Sophia409 commented 2 years ago

@mleventh Hi, thank you for your answer. I tried your method, but it has two problems. Firstly, I couldn't find jaccard_index() function in graph_test function.

function (cds, neighbor_graph = c("knn", "principal_graph"), 
  reduction_method = "UMAP", k = 25, method = c("Moran_I"), 
  alternative = "greater", expression_family = "quasipoisson", 
  cores = 1, verbose = FALSE) 
{
  neighbor_graph <- match.arg(neighbor_graph)
  lw <- calculateLW(cds, k = k, verbose = verbose, neighbor_graph = neighbor_graph, 
    reduction_method = reduction_method)
  if (verbose) {
    message("Performing Moran's I test: ...")
  }
  exprs_mat <- SingleCellExperiment::counts(cds)[, attr(lw, 
    "region.id"), drop = FALSE]
  sz <- size_factors(cds)[attr(lw, "region.id")]
  wc <- spdep::spweights.constants(lw, zero.policy = TRUE, 
    adjust.n = TRUE)
  test_res <- pbmcapply::pbmclapply(row.names(exprs_mat), 
    FUN = function(x, sz, alternative, method, expression_family) {
      exprs_val <- exprs_mat[x, ]
      if (expression_family %in% c("uninormal", "binomialff")) {
        exprs_val <- exprs_val
      }
      else {
        exprs_val <- log10(exprs_val/sz + 0.1)
      }
      test_res <- tryCatch({
        if (method == "Moran_I") {
          mt <- suppressWarnings(my.moran.test(exprs_val, 
            lw, wc, alternative = alternative))
          data.frame(status = "OK", p_value = mt$p.value, 
            morans_test_statistic = mt$statistic, morans_I = mt$estimate[["Moran I statistic"]])
        }
        else if (method == "Geary_C") {
          gt <- suppressWarnings(my.geary.test(exprs_val, 
            lw, wc, alternative = alternative))
          data.frame(status = "OK", p_value = gt$p.value, 
            geary_test_statistic = gt$statistic, geary_C = gt$estimate[["Geary C statistic"]])
        }
      }, error = function(e) {
        data.frame(status = "FAIL", p_value = NA, morans_test_statistic = NA, 
          morans_I = NA)
      })
    }, sz = sz, alternative = alternative, method = method, 
    expression_family = expression_family, mc.cores = cores, 
    ignore.interactive = TRUE)
  if (verbose) {
    message("returning results: ...")
  }
  test_res <- do.call(rbind.data.frame, test_res)
  row.names(test_res) <- row.names(cds)
  test_res <- merge(test_res, rowData(cds), by = "row.names")
  row.names(test_res) <- test_res[, 1]
  test_res[, 1] <- NULL
  test_res$q_value <- 1
  test_res$q_value[which(test_res$status == "OK")] <- stats::p.adjust(subset(test_res, 
    status == "OK")[, "p_value"], method = "BH")
  test_res$status = as.character(test_res$status)
  test_res[row.names(cds), ]
}

Secondly, since I use R in windows system, I couldn't find src file in my library. 图片 What's your advice? Would be greatly appreciated!

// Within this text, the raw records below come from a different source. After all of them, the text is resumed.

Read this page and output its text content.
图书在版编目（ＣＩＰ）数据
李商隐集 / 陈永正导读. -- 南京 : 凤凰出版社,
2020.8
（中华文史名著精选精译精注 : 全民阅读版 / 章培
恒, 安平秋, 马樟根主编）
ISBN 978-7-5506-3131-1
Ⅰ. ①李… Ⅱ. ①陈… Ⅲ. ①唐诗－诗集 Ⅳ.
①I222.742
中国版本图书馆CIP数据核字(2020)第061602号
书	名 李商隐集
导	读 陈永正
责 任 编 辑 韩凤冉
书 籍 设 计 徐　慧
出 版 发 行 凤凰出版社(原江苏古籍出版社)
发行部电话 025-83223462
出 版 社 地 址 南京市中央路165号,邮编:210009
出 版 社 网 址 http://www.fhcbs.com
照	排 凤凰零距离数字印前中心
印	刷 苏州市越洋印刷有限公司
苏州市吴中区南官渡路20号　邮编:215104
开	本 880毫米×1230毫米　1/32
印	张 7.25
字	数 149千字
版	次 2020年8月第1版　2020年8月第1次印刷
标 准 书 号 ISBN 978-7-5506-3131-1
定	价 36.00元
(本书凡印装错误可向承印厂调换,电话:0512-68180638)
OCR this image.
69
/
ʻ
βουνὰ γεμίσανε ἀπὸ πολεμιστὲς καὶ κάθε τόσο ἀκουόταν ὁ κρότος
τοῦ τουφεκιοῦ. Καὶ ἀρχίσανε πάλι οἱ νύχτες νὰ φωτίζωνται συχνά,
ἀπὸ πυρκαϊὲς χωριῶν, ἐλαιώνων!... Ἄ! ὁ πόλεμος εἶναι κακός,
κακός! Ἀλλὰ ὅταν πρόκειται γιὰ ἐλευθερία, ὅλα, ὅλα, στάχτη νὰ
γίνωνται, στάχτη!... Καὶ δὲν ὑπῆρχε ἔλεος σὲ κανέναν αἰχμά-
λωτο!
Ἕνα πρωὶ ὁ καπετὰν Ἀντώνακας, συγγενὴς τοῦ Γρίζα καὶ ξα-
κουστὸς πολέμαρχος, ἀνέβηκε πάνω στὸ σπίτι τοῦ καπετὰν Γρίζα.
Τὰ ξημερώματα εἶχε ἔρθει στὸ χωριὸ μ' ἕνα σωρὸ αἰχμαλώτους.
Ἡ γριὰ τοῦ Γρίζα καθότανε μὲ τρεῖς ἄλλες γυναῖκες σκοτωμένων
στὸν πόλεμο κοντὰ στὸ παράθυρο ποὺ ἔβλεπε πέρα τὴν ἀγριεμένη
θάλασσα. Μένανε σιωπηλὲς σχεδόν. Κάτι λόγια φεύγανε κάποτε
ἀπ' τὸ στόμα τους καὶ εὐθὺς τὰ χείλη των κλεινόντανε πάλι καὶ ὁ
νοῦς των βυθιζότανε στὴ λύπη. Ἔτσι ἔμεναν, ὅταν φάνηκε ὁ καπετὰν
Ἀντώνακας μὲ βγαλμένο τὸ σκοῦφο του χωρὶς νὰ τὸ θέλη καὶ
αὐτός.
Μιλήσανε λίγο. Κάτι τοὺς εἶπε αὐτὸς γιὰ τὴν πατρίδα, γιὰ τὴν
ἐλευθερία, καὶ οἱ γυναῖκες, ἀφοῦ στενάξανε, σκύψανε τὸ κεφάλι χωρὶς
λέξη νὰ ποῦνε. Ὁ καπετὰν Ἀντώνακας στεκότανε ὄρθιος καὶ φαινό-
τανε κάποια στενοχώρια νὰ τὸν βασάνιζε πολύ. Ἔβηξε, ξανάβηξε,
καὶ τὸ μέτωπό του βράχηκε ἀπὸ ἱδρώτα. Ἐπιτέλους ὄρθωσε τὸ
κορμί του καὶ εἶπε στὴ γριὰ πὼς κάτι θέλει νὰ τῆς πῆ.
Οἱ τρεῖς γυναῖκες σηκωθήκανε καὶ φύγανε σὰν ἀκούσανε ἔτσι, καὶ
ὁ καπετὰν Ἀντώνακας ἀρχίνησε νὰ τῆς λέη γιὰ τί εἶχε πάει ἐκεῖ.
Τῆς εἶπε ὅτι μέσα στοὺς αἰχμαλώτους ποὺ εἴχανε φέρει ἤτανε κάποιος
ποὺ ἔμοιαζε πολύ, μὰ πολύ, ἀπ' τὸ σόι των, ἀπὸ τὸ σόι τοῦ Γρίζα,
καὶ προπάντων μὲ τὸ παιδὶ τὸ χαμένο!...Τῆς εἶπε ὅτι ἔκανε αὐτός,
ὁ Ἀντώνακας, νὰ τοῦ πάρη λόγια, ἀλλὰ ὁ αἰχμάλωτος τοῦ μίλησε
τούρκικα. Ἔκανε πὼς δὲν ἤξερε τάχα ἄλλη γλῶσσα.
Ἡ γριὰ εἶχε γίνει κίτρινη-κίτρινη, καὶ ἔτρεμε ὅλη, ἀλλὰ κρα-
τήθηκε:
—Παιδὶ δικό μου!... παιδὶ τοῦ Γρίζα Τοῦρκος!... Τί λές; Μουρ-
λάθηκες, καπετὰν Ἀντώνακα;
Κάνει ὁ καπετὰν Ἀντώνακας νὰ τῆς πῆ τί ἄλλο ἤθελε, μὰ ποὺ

mleventh commented 2 years ago

Hi, sorry for some of the confusion! I also had re-instantiated the functions called by graph_test, those being my.moran.test,my.geary.test, andcalculateLW. It is incalculateLW` where jaccard_index() is called and should be changed to monocle3:::jaccard_index()

As for the src directory, what I had to do was go into my libs directory, find monocle3, make a src directory and put the Rccp file into it. I might suggest looking into your "libs" folder, finding monocle3 and making a src directory to put the Rccp file.